Yahoo! Music offers a wealth of information and services related to many aspects of music. This dataset represents a snapshot of the Yahoo! Music community's preferences for various musical items. A distinctive feature of this dataset is that user ratings are given to entities of four different types: tracks, albums, artists, and genres. In addition, the items are tied together within a hierarchy. That is, for a track we know the identity of its album, performing artist and associated genres. Similarly we have artist and genre annotation for the albums. We provide four different versions of the dataset, differing by their number of ratings, so that researchers can select the version best catering for their needs and hardware availability. In addition, one of the datasets is oriented towards a unique learning-to-rank goal, unlike the predictive / error-minimization criteria common at recommender systems. The dataset contains ratings provided by true Y! Music customers during 1999-2009. Both users and items (tracks, albums, artists and genres) are represented as meaningless anonymous numbers so that no identifying information is revealed. ) The important and unique features of the dataset are fourfold: It is of very large scale compared to other datasets in the field, e.g, 13X larger than the Netflix prize dataset. It has a very large set of items – much larger than any similar dataset, where usually only number of users is large. There are four different categories of items, which are all linked together within a defined hierarchy. It allows performing session analysis of user activities. We expect that the novel features of the dataset will make it a subject of active research and a standard in the field of recommender systems. In particular, the dataset is expected to ignite research into algorithms that utilize hierarchical structure annotating the item set. Dataset does not require department head approval. The size of this dataset is 1.5 Gbyte.

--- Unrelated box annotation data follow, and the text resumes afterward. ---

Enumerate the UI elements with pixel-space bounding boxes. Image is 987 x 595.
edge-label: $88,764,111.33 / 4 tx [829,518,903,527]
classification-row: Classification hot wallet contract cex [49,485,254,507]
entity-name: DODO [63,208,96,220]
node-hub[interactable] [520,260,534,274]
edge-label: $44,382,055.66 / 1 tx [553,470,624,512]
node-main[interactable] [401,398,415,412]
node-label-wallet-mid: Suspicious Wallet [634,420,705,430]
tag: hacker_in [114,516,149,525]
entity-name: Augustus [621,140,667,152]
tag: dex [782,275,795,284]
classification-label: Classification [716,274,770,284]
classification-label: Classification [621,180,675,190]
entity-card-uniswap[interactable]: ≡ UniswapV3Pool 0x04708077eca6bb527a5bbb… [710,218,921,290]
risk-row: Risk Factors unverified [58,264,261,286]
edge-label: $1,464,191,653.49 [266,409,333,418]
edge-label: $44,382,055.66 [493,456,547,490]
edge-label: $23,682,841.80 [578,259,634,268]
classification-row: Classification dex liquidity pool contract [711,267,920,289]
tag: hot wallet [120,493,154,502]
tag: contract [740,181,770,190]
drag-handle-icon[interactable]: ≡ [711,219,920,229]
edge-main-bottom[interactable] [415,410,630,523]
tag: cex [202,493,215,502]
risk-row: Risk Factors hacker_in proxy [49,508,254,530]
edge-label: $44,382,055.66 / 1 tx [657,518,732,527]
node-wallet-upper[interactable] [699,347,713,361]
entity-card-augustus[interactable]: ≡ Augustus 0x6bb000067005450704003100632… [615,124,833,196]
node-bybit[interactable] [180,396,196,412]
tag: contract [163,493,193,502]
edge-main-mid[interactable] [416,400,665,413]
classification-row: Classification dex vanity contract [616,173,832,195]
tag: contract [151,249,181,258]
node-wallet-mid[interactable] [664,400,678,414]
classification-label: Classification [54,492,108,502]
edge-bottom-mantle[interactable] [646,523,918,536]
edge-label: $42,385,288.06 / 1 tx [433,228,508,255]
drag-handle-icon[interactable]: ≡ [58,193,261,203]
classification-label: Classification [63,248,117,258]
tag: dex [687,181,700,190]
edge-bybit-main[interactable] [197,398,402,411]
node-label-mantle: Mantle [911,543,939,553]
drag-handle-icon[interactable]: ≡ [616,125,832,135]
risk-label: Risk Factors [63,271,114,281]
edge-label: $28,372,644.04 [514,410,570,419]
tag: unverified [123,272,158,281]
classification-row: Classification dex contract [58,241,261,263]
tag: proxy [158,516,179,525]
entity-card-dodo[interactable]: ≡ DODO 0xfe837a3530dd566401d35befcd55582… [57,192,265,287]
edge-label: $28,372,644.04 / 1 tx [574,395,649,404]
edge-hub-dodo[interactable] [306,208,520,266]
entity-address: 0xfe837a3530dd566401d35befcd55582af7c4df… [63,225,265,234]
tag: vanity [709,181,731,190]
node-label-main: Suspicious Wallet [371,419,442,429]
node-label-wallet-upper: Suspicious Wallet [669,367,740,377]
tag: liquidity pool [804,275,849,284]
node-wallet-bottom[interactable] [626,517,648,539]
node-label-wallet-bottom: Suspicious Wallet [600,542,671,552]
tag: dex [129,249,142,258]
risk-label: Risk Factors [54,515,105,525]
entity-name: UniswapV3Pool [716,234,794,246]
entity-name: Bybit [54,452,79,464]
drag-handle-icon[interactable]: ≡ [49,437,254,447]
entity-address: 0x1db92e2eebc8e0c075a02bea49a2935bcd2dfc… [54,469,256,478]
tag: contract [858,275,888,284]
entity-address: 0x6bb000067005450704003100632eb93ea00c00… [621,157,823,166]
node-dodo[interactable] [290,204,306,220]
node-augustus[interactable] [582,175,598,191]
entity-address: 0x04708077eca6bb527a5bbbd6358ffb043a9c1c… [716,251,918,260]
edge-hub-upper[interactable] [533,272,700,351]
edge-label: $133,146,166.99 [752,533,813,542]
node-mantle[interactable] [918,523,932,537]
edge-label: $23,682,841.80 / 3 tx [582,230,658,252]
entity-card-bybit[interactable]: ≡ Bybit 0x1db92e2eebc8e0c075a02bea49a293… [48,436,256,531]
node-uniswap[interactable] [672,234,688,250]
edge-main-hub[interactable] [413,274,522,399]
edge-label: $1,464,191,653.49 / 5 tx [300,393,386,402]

C14B - Yahoo! Learn to Rank Challenge version 2.0 (616 MB)

Machine learning has been successfully applied to web search ranking and the goal of this dataset to benchmark such machine learning algorithms. The dataset consists of features extracted from (query,url) pairs along with relevance judgments. The queries, ulrs and features descriptions are not given, only the feature values are. There are two datasets in this distribution: a large one and a small one. Each dataset is divided in 3 sets: training, validation, and test. Statistics are as follows:

Set 1 Set 2

Train Val Test Train Val Test

# queries 19,944 2,994 6,983 1,266 1,266 3,798

# urls 473,134 71,083 165,660 34,815 34,881 103,174

# features 519 596

Number of features in the union of the two sets: 700; in the intersection: 415. Each feature has been normalized to be in the [0,1] range.

Each url is given a relevance judgment with respect to the query. There are 5 levels of relevance from 0 (least relevant) to 4 (most relevant).